4. Systems and Technical Services jobs have different professional languages. Any Tech Services librarian can talk about access points, surrogate records, closed stacks, authority files, MARC records, or depth indexing. Systems librarians can discuss all those bits and also discuss the finer points of Java Scripts, XML source code, ASPs and firewall installation. Not to mention the differences between VRML, SGML, and WebGL, as well as the reasons none of them are actually being used these days.
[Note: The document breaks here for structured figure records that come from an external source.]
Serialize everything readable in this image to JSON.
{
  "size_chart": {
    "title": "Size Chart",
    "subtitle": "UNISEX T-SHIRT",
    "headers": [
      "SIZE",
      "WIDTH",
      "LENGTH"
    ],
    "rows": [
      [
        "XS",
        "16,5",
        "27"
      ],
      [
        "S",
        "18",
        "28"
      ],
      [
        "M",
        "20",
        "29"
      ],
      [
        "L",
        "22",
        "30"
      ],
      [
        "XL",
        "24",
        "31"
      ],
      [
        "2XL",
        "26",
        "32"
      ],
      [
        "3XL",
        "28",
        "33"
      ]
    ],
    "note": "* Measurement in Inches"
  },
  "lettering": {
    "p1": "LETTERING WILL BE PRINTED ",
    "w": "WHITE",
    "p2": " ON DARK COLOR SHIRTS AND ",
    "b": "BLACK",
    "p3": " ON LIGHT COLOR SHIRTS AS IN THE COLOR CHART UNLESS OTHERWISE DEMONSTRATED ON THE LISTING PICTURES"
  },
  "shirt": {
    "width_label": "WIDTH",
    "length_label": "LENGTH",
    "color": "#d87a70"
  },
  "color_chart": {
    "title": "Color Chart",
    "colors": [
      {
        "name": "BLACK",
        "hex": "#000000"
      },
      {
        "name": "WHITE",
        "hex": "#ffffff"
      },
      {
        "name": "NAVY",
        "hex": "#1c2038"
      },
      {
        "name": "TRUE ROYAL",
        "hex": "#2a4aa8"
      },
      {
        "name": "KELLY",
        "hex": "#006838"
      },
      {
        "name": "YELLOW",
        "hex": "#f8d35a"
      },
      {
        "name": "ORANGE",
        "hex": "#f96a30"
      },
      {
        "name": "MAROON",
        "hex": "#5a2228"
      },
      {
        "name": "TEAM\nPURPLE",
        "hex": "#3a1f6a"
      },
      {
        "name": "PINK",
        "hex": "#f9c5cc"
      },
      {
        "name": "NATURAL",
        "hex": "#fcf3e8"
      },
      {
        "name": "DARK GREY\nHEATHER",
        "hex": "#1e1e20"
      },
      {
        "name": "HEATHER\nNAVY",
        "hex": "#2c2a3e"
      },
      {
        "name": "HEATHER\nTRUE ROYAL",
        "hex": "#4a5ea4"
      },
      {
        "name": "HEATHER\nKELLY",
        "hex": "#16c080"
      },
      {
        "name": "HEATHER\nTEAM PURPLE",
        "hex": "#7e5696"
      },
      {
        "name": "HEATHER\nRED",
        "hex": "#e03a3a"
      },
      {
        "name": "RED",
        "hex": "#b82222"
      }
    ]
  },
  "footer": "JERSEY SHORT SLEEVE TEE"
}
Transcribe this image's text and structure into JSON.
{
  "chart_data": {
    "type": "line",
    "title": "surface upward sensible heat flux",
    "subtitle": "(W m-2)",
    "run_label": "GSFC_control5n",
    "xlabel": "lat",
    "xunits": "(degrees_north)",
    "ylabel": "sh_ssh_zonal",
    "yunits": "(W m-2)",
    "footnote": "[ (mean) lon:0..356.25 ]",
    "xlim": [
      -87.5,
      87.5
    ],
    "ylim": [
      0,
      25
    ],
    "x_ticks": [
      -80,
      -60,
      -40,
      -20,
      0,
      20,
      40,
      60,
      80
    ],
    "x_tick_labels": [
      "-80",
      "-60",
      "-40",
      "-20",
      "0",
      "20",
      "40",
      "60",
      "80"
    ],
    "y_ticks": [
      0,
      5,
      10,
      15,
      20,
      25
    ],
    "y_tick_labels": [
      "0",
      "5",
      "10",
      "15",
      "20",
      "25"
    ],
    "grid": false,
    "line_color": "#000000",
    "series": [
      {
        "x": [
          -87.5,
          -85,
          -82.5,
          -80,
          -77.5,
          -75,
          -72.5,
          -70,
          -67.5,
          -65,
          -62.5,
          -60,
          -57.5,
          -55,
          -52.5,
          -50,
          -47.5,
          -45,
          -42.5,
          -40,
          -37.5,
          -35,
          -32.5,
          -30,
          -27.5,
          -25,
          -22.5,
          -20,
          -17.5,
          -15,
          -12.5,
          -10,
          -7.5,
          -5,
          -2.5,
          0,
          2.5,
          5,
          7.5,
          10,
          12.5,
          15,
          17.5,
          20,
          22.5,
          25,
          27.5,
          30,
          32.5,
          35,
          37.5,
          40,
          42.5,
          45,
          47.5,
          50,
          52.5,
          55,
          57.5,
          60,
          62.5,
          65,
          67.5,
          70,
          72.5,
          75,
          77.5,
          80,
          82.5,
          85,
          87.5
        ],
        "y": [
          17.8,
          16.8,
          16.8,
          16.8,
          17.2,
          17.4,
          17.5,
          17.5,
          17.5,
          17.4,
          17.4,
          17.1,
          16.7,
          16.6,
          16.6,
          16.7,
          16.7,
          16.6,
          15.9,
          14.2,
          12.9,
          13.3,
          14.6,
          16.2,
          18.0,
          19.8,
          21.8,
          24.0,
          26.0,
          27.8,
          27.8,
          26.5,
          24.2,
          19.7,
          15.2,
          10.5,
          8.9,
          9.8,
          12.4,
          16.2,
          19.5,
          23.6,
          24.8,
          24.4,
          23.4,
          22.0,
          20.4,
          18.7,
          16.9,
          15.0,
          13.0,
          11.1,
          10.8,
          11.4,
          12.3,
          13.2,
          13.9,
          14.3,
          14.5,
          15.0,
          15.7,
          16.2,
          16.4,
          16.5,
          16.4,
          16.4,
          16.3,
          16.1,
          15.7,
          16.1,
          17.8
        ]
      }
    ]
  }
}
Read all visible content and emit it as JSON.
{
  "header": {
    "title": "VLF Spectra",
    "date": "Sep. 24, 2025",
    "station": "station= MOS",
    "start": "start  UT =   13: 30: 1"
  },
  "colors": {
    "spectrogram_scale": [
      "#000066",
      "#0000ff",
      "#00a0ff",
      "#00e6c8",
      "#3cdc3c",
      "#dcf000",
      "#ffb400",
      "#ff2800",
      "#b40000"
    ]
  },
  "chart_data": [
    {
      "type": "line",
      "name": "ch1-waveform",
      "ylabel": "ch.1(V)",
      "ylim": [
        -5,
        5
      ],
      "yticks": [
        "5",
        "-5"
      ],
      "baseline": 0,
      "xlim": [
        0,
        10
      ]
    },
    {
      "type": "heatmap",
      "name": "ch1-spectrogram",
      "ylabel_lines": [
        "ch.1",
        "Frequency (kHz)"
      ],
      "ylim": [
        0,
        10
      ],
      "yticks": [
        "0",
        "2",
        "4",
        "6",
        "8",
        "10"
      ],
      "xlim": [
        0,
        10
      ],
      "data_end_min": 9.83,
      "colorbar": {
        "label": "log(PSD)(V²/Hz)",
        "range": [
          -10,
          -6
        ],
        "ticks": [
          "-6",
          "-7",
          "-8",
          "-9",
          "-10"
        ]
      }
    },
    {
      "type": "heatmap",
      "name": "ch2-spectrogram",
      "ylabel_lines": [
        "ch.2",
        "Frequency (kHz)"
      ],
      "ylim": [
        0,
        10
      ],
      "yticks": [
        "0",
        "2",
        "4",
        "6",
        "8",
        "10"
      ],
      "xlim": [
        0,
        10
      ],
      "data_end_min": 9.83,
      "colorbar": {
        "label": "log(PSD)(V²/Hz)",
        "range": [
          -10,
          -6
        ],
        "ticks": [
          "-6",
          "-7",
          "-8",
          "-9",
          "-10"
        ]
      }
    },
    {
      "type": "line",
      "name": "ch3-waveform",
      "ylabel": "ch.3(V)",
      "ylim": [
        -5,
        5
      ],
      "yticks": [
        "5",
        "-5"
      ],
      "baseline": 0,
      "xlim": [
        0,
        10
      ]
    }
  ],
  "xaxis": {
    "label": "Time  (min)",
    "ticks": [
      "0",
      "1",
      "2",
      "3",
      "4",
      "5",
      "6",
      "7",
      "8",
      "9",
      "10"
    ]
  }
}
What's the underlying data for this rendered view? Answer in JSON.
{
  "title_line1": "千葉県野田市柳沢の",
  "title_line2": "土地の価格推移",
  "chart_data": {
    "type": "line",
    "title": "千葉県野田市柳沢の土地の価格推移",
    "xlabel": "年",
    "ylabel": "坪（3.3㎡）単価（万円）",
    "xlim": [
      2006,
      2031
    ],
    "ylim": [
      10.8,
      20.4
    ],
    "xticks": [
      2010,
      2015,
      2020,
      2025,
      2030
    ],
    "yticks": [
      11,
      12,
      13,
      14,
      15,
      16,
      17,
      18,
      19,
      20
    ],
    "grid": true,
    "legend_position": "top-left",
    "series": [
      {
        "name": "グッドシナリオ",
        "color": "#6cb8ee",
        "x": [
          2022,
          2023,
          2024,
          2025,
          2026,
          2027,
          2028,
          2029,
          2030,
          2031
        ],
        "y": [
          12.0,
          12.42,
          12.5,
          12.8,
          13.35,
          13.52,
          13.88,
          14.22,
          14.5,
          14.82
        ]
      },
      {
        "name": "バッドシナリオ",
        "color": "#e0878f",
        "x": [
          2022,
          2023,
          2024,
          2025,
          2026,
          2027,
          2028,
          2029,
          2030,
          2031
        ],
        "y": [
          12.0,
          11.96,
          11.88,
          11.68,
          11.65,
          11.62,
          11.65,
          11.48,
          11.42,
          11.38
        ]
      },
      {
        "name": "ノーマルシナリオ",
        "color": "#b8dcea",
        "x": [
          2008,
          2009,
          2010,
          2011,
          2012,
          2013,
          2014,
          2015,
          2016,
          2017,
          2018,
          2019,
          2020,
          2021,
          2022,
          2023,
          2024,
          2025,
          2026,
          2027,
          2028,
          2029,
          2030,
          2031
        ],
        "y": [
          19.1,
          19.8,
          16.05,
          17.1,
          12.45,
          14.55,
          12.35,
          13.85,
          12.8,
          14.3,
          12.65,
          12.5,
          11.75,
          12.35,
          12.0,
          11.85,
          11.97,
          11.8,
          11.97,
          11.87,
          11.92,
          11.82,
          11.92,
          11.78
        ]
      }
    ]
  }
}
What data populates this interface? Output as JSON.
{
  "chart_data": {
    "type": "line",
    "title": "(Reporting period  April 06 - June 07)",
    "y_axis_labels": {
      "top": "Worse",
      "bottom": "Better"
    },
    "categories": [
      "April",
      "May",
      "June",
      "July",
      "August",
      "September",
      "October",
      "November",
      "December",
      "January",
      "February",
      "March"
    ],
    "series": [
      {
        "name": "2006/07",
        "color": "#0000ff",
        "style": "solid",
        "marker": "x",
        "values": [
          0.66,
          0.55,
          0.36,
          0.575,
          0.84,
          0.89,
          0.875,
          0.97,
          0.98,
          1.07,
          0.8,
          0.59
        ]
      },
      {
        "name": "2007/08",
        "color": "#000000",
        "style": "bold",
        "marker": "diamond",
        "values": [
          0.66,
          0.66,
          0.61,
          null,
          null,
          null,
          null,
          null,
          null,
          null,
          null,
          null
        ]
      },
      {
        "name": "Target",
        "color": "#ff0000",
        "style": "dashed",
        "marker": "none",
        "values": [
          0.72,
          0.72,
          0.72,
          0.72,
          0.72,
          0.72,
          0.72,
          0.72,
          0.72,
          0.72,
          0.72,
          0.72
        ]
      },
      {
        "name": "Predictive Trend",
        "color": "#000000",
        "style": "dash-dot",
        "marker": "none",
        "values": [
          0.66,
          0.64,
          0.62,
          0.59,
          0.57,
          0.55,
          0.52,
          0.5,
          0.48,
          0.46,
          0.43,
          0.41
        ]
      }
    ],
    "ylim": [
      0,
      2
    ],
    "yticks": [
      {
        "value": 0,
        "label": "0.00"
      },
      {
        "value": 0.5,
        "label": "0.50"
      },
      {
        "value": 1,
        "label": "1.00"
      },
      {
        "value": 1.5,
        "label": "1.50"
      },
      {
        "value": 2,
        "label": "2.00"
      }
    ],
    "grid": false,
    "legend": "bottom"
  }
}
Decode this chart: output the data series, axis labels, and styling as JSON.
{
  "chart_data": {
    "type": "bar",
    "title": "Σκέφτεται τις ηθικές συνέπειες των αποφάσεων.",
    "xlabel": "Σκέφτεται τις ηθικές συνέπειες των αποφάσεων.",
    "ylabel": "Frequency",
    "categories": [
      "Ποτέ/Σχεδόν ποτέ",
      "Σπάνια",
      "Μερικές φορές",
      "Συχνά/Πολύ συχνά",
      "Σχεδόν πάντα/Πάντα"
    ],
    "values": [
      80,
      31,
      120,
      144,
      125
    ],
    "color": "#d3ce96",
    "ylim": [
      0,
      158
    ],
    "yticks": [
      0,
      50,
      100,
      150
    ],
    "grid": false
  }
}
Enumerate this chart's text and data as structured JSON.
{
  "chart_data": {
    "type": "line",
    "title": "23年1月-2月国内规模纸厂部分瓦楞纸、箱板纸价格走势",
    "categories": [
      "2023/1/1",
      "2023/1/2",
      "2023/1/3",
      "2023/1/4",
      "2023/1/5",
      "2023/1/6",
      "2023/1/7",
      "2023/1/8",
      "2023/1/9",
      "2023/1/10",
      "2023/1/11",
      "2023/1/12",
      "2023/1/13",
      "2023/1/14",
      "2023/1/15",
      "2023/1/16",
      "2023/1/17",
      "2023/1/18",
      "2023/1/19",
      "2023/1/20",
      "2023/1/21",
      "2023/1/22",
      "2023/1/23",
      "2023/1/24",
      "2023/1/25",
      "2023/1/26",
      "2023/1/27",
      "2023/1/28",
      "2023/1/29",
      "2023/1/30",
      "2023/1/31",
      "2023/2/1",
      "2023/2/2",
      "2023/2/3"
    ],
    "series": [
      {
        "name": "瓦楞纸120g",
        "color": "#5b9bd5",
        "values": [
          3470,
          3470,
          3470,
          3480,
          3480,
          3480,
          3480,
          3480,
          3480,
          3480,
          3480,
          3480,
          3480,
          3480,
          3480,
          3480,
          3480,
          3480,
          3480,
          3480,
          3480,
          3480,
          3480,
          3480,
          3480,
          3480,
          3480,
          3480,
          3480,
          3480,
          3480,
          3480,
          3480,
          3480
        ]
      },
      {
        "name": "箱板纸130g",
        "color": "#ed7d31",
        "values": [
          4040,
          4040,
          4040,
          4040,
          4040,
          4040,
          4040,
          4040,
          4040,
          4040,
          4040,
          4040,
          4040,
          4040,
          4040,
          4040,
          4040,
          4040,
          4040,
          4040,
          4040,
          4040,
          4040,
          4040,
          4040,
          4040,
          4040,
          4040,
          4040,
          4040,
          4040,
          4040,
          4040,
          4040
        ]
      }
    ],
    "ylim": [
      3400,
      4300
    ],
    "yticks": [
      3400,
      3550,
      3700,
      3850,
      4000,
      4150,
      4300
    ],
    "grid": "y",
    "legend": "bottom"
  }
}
5. Systems Librarians and Technical Services librarians are not interchangeable. There are many important and useful people who share this limitation: heart surgeons and back surgeons, for example; they're both surgeons, both highly qualified medical doctors, but each has a specialized knowledge and experience that would mystify the other. You also wouldn't want to use a copyright lawyer when you need a criminal defense attorney, or an air conditioning mechanic to fix your car. I could extend the analogy to inanimate objects with superficial similarities (i.e., rectal thermometers and spark plugs) but I think the point stands.

I'll repeat it once more for those who were late to class: the fact that I have a working knowledge about computers and how they work, and how to get them to do what I want does not make me a systems librarian.